How the Rising Trot Impacts the Horse's Back

How do you ride your trot? A rising trot has many purposes, including aesthetics and our own comfort at this bumpy gait. But none is more important than the protective effects a well-done rising trot can have on your horse’s biomechanical health. French biomechanics researchers have learned that force distribution changes dramatically when we sit and stand with the rhythm of the stride. Combined with proper saddle fit and structure, that can make a big difference in equine back health—for better, or for worse.

“The pressure exerted on the horse’s back is more localized over the front part of the saddle, the withers area, when the rider is in standing phase,” said Henry Chateau, DVM, PhD, of the National Veterinary School of Maisons Alfort Equine Biomechanics and Musculoskeletal Pathology department, and the INRA, the French national agricultural research institution.

“That sounds like bad pressure on the withers—but that’s where a good saddle comes in,” he said. “The role of the tree (and the pommel) is to distribute that pressure laterally.”

Chateau carried out sensor-based movement analysis on horse/saddle/rider interactions along with fellow researcher Pauline Martin, DVM, PhD, of the University of Lyon, the National Veterinary School of Maisons-Alfort, the IFSTTAR LBMC Laboratory of Biomechanics and Impact Mechanics in Bron, and CWD France-Sellerie saddlery, in Nontron.

“And let’s not forget that the point of the rising trot is to accompany the vertical movements of the horse’s center of gravity,” Chateau said. “You do have to consider the dynamics of this phenomenon and not just restrict yourself to an interpretation of what would happen on a static (nonmoving) object. When the rider correctly performs the movement, this allows a synchronization of the shifts of gravity of both bodies (horse and rider) in interaction.”

In their study, Chateau, Martin, and colleagues compared the effects of a single rider’s position at rising trot on pressure distribution, spine movements, stirrup forces, and locomotion as he rode three horses. To do so, they measured the horses’ back movements using inertial measurement units (IMUs) and the forces using pressure mats under the saddle and sensors in the stirrups.

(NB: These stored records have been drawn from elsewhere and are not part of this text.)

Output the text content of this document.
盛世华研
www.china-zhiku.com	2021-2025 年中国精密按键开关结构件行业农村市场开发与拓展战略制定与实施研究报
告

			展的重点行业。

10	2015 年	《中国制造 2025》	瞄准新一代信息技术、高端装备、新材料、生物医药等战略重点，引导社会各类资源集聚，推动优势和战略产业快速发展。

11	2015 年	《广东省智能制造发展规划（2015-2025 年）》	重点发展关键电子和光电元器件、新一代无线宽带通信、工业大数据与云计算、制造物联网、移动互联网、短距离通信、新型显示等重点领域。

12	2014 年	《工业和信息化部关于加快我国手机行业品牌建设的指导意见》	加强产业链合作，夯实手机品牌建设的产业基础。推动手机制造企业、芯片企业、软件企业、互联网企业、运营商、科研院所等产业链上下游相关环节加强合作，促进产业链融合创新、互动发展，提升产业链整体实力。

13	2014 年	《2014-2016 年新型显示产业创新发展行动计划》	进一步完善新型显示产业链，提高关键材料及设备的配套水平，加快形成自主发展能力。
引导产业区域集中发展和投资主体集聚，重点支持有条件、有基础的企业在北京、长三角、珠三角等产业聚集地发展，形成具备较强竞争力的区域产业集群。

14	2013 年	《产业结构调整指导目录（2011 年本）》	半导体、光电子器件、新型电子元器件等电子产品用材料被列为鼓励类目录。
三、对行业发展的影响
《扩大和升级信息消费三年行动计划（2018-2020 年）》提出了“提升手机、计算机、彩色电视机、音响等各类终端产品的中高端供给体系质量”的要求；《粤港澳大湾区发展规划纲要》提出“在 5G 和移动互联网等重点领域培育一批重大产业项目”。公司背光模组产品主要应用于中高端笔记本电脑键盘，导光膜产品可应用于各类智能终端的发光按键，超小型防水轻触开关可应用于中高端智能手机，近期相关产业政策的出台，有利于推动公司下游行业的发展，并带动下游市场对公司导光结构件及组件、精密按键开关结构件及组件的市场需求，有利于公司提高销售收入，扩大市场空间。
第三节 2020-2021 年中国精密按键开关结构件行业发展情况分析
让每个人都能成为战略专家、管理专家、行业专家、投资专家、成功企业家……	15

They confirmed obvious pressure peaks in the stirrups during the standing phase, Chateau said. But they also found that the sitting phase has an important consequence on the horse: It not only increases pressure on the horse’s back, but it also reduces the back motion compared to the standing phase.

Does that mean standing is better? Not necessarily, said Chateau. What’s important seems to be to follow the horse’s rhythm.

“A lack of rhythm leads to a desynchronization of the trajectories of the centers of gravity of the horse and the rider,” he said. “If the phases are in opposition, the rising trot can even become harmful. Fortunately, the advice is fairly simple: To make the rising trot comfortable for the horse, make it comfortable for yourself! Then, of course, make reasonable decisions, like never putting an overweight rider or a novice rider on a horse that hasn’t had the chance to build up his back muscles yet.”

Warmup is equally important, he added. While many riders and instructors encourage a rising trot warmup to “free” the horse’s back, this isn’t always the best idea.

“The vertebral axis is very solicited in the trotting gait, with ample vertical movements of the center of gravity and strong muscular activity in the back, which act to oppose the vertical movement of the abdominal mass,” he said. “Our biomechanical studies have shown that on a ridden horse, the rider increases these solicitations. So if you’re talking about a horse that already has back pain, it’s better to first increase the warmup period at a walk, and then consider substituting the warmup trot with a light canter instead.”

Regardless of how we ride or warm up, a well-fitting saddle is critical, he said. Therefore, his research group has teamed up with biomechanics researchers in a saddlery to study what kinds of designs make the most scientifically sound saddle.

“We’ve just created a common laboratory, called CWD-VetLab, to associate practical research with an actual industry partner, under the theme ‘connected equitation,’ ” said Chateau. He said their work will help perfect the “ideal saddle” and offer solutions for modifying existing saddles according to how horses move, including saddle adjustments for horses already suffering from back pain.

The study, “Effects of the rider on the kinematics of the equine spine under the saddle during the trot using inertial measurement units: Methodological study and preliminary results,” was published in the Veterinary Journal.